His weapon, a glimmering streak of light against the gloom, came to make its fatal connection, when she turned in his direction partially, his footfall betraying his movement. She twisted in such a way that the cusp of his weapon pierced first her glittering prism, followed directly thereafter by the blackness of her heart. As she fell, the metallic, gleaming sword falling from her hand, the prism's remains burst apart suddenly in a flash of illumination, small stars falling in the ebony of the artificial night surrounding them.

Despite the gathering blood on the floorboards from the corpse so near him, the young hero sank to his knees, gathering what small, crystalline shards he could in his hand, his shoulders heaving in mute grief. The sorceress's life, unnatural and prolonged, was over, but at the same time, Anna's was as well.

 

Her sobs awoke him deep in the blackened night, full of sorrow and loneliness, born from a profound well of coalesced grief. She was inconsolable, though the loss had been none of her doing. Mourners that had heard of what had transpired in that dark room miles away out to sea had offered their condolences to them both, especially to him, but he had grown tired of hearing the outpouring of public mourning. He had instead shut himself away in his room of the castle, refusing to see anyone with the exception of Zelda, and as the days had passed even she had stopped her visits, preferring instead to be alone in her own room with her thoughts and self-created guilt. A night had not passed since their return a few days before when she was awake and crying in the parlor downstairs.

Again and again, his mind relived what it could not alter. He was bathed, drenched, in his own sweat despite the intrinsically chill evenings that Hyrule always brought. Thrusting aside with a violent motion the silken covers that had encased his body, he sat for a time, seeking to gather his scampering thoughts and still his quickly hammering core. She was gone, dead, yet he could not forget…He shuddered, trying to force the memories, images, of her shining jade eyes, her sun-blond hair, even the scolding in her tone, away. A letter from the King of Hyrule and his uncle had informed both he and the princess that their ship, on its way home from its foreign business transaction, had been delayed in an unexpected squall. That provided him some comfort. At least they would not know for a few more days, at least, of his failure.

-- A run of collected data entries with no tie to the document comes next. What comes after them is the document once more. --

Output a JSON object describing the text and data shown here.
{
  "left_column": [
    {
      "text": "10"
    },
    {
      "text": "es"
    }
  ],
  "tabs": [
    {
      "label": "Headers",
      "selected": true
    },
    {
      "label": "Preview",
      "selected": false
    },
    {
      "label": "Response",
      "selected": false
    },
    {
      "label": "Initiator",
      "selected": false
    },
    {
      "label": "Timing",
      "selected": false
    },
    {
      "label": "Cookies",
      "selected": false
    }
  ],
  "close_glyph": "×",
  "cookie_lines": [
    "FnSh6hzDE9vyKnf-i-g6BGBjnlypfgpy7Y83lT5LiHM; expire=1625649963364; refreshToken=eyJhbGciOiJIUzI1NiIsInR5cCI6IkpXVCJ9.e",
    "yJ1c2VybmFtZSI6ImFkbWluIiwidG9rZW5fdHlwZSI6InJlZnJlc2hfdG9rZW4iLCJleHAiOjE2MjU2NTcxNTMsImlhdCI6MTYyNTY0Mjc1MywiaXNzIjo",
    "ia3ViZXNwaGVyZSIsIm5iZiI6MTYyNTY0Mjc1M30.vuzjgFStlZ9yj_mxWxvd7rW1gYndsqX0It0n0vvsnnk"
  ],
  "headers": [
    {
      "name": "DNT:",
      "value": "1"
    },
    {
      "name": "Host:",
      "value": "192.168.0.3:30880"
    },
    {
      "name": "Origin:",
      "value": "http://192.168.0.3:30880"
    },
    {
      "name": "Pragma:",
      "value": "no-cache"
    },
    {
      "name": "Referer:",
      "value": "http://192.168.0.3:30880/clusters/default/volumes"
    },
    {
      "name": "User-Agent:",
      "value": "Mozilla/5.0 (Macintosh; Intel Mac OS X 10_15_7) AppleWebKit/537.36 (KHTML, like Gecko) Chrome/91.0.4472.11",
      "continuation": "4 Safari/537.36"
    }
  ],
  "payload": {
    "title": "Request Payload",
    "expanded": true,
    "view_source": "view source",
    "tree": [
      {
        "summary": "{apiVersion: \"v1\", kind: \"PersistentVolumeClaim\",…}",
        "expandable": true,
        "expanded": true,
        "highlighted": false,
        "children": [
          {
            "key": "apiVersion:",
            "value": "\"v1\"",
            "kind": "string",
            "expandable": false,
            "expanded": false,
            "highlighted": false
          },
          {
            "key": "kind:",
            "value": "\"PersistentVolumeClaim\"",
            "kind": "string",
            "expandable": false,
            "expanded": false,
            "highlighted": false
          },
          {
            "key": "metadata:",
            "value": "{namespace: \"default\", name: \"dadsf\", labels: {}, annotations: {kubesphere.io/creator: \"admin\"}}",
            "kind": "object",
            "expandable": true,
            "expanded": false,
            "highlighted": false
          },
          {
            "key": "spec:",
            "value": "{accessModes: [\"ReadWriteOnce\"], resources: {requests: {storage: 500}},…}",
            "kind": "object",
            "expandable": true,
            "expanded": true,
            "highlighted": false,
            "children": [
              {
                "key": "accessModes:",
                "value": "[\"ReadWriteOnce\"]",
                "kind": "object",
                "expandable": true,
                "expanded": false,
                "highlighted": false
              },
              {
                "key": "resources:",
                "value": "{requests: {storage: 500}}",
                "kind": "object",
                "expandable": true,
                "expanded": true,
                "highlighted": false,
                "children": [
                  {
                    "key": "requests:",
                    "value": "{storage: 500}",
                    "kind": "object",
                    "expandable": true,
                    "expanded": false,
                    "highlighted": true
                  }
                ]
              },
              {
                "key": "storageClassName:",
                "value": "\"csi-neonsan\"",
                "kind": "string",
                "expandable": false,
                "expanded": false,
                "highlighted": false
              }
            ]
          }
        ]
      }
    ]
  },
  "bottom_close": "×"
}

His fingers, placed to his temples to soothe the throbbing, were shaking without his conscious knowledge. His ragged breathing made his chest light with fire, made his head spin in a fit of nausea. He was keenly aware of the flow of his blood, the oxygen that ran through his frame, aware that he lived.

Yet, the simple act in itself brought countless needles of pain to assault his being, his shortcoming, accidental though it was, a haunting wraith with his sibling's face that would not leave his side. He let out a sigh, tears prickling the backs of his clouded oculars. He'd had such faith, such hope that he could rescue her, bring her back…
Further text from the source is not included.